Daeil Kim is a Data Scientist at the New York Times, a role which has crystallised his research work into the niche between Machine Learning and Journalism. Kim spoke at the New York Data Science Meetup last week about how to make journalists work easier by using Machine Learning, a Bayesian perspective on big data and a discreet section on non journalistic related Machine Learning at the NYT.
Kim talks about an algorithm which he developed to support journalist, Hiroko Tabushi (Go to 3:15) reporting on faulty Takata airbags in trying to establish which sort of accidents may have been as a result of or involved faulty airbags from the manufacturer. Tabushi used data from the National Highway Traffic Safety Administration (NHTSA) database which contained over 30,000 accident comments which Tabushi sifted through labelling 2219 as being suspicious, or perhaps involving the airbags.

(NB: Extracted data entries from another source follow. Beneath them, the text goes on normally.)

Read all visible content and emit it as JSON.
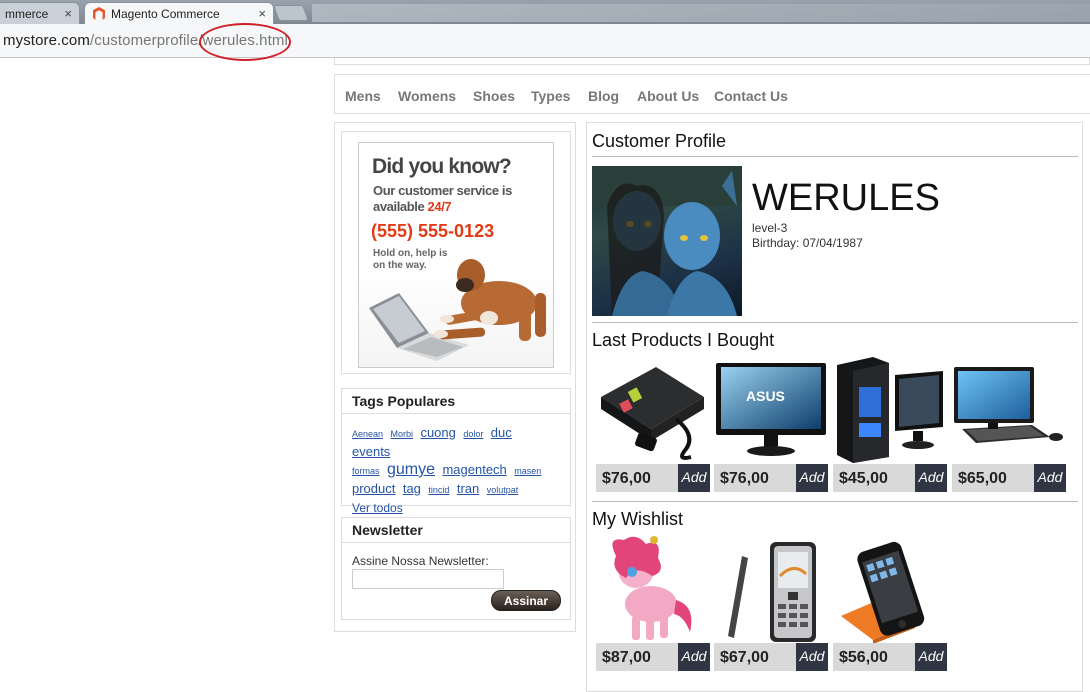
{
  "browser": {
    "tab_left": "mmerce",
    "tab_active": "Magento Commerce",
    "close_glyph": "×",
    "url_domain": "mystore.com",
    "url_path": "/customerprofile/werules.html",
    "highlight_color": "#d0202a"
  },
  "nav": {
    "items": [
      "Mens",
      "Womens",
      "Shoes",
      "Types",
      "Blog",
      "About Us",
      "Contact Us"
    ]
  },
  "ad": {
    "heading": "Did you know?",
    "line1": "Our customer service is",
    "line2_prefix": "available ",
    "line2_highlight": "24/7",
    "phone": "(555) 555-0123",
    "small1": "Hold on, help is",
    "small2": "on the way."
  },
  "tags": {
    "title": "Tags Populares",
    "items": [
      "Aenean",
      "Morbi",
      "cuong",
      "dolor",
      "duc",
      "events",
      "formas",
      "gumye",
      "magentech",
      "masen",
      "product",
      "tag",
      "tincid",
      "tran",
      "volutpat"
    ],
    "more": "Ver todos"
  },
  "newsletter": {
    "title": "Newsletter",
    "label": "Assine Nossa Newsletter:",
    "value": "",
    "button": "Assinar"
  },
  "profile": {
    "title": "Customer Profile",
    "username": "WERULES",
    "level": "level-3",
    "birthday": "Birthday: 07/04/1987"
  },
  "bought": {
    "title": "Last Products I Bought",
    "add_label": "Add",
    "items": [
      {
        "name": "power-strip",
        "price": "$76,00"
      },
      {
        "name": "asus-monitor",
        "price": "$76,00"
      },
      {
        "name": "desktop-pc",
        "price": "$45,00"
      },
      {
        "name": "all-in-one-pc",
        "price": "$65,00"
      }
    ]
  },
  "wishlist": {
    "title": "My Wishlist",
    "add_label": "Add",
    "items": [
      {
        "name": "pony-toy",
        "price": "$87,00"
      },
      {
        "name": "nokia-phone",
        "price": "$67,00"
      },
      {
        "name": "iphone",
        "price": "$56,00"
      }
    ]
  }
}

The text from the comments was tokenised for word combinations and then filtered to create a feature space for a prediction problem. More than 56,000 features were identified and then looked at for frequencies in order to prepare the data for training and look at the frequency of features in suspicious and non suspicious comments. The algorithm was 97% accurate but only to Tabushi’s labelling which meant that the algorithm was able to identify suspicious comments on top of what had been labelled initially.
Kim goes on to talk about topic modelling (latent Dirichlet allocation) (go to 12:13) and extracting keywords out of specific topics in separate documents to create probability distributions which is extremely useful for the large amount of documents held by the NYT. Latent Dirichlet allocation (go to 16:18) is the generative model which is able to explain why parts of data in a certain set is similar without being observed and Kim goes on to talk about Bayes Theorem and the probability of new models given certain data.
Putting all this into practice, Kim created a web application along with Ben Swanson from MIT Media (go to 23.34) called refinery which is an open source project focussing on data visualisation which would allow journalists to upload zip files and extract data and phrases in specific topics.
The pre-question final and sensitive part of the talk (go to 29:47) looks into some of the challenges they are working on at the NYT which can use machine learning, such as generating a more loyal readership and creating an international following. Kim also talks about collaborative filtering which is to harness the power of the existing readership by recommending the most relevant articles based on past habits which ultimately all helps with the bottom line and pushes the notion that machine learning can become central to a business model in harnessing the future success of news organisations.